Asian battery makers will benefit from cooperation with European companies and will have to decide how much engagement the European market is worth to them. We do believe that the smaller EU is a major focus for business expansion and, with continued harmonization across all sectors, will become an even larger target market.

 

What will be the effects on the storage industry of any changes to British participation in the EU electricity market?

It remains to be [seen] how cross border trading will benefit from a divided U.K. and EU territory. When trading tariffs [are] implied, the business case might be [hurt] and better energy routing mechanisms will have to be established.

In case of a hard Brexit, there should be a ripple effect on the auction price of leading storage contracts for the following six to nine months. Interconnector capacity could likely become disrupted when the customs union, due to a lack of rules and regulations, is not carried forward on energy trading, until trading partners have found new agreements.

This, in turn, could lead to a larger call for additional generation capacity or storage projects to come online immediately. With an average build time of six to seven months, storage projects will probably capture the lion’s share when co-location with solar and wind could quickly be accomplished and turned into a strong pull for energy storage flexibility. We would expect that additional mid to long term capacity contracts would be auctioned.

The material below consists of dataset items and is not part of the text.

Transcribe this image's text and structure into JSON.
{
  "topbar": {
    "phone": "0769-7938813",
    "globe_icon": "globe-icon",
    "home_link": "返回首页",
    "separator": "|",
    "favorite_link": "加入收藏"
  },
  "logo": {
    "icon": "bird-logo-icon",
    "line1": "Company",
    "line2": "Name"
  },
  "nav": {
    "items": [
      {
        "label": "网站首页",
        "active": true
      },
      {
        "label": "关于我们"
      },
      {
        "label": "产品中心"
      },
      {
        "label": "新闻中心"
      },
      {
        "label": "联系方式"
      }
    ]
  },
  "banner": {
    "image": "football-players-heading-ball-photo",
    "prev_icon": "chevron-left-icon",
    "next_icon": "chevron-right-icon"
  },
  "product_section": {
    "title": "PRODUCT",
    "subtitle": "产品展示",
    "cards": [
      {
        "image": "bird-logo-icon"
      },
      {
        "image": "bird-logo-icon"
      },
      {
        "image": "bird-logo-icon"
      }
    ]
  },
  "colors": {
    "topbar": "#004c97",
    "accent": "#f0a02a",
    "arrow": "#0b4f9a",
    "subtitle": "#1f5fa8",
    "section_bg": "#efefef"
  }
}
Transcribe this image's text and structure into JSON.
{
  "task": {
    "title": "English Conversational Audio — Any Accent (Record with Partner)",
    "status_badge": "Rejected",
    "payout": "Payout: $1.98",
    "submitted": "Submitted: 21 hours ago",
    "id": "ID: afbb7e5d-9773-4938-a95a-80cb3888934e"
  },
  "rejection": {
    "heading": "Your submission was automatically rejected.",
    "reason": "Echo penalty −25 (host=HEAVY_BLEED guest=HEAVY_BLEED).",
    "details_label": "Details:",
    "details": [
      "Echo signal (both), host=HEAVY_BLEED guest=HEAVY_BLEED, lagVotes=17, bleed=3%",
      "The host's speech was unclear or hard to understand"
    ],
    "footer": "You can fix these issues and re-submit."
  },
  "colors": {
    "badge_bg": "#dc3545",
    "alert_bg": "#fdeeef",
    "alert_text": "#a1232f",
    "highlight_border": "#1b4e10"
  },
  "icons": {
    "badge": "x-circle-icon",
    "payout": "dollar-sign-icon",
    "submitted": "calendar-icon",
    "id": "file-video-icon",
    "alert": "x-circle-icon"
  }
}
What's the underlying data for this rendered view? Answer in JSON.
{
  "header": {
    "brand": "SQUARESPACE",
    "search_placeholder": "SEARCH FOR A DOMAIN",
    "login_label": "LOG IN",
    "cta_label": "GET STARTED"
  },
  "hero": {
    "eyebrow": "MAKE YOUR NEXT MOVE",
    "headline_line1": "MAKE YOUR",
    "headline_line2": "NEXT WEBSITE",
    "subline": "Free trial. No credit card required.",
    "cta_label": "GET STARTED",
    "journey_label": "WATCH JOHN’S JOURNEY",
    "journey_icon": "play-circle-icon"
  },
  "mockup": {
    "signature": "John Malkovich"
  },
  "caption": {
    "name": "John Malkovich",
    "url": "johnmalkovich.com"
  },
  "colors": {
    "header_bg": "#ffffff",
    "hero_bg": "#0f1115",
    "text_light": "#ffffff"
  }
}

On the other hand, any form of soft Brexit will most likely push for a more moderate additional energy storage capacity, which could be added mid-term when the UK decides to move forward on retiring coal-fired [power] by 2021, as has previously been announced.

 

Also coming in recently, the U.K. Department for Business, Energy and Industrial Strategy has opened consultations to change the rules on co-locating storage systems with PV plants. What are your views on this? What is the likely outcome? And what is the one you would like to see?

We are very much in favor [of] co-location of long duration energy storage systems … with PV installations. The most recent proposals for renewable de-rating factors to serve in a capacity market segment are making a strong argument for storage co-location.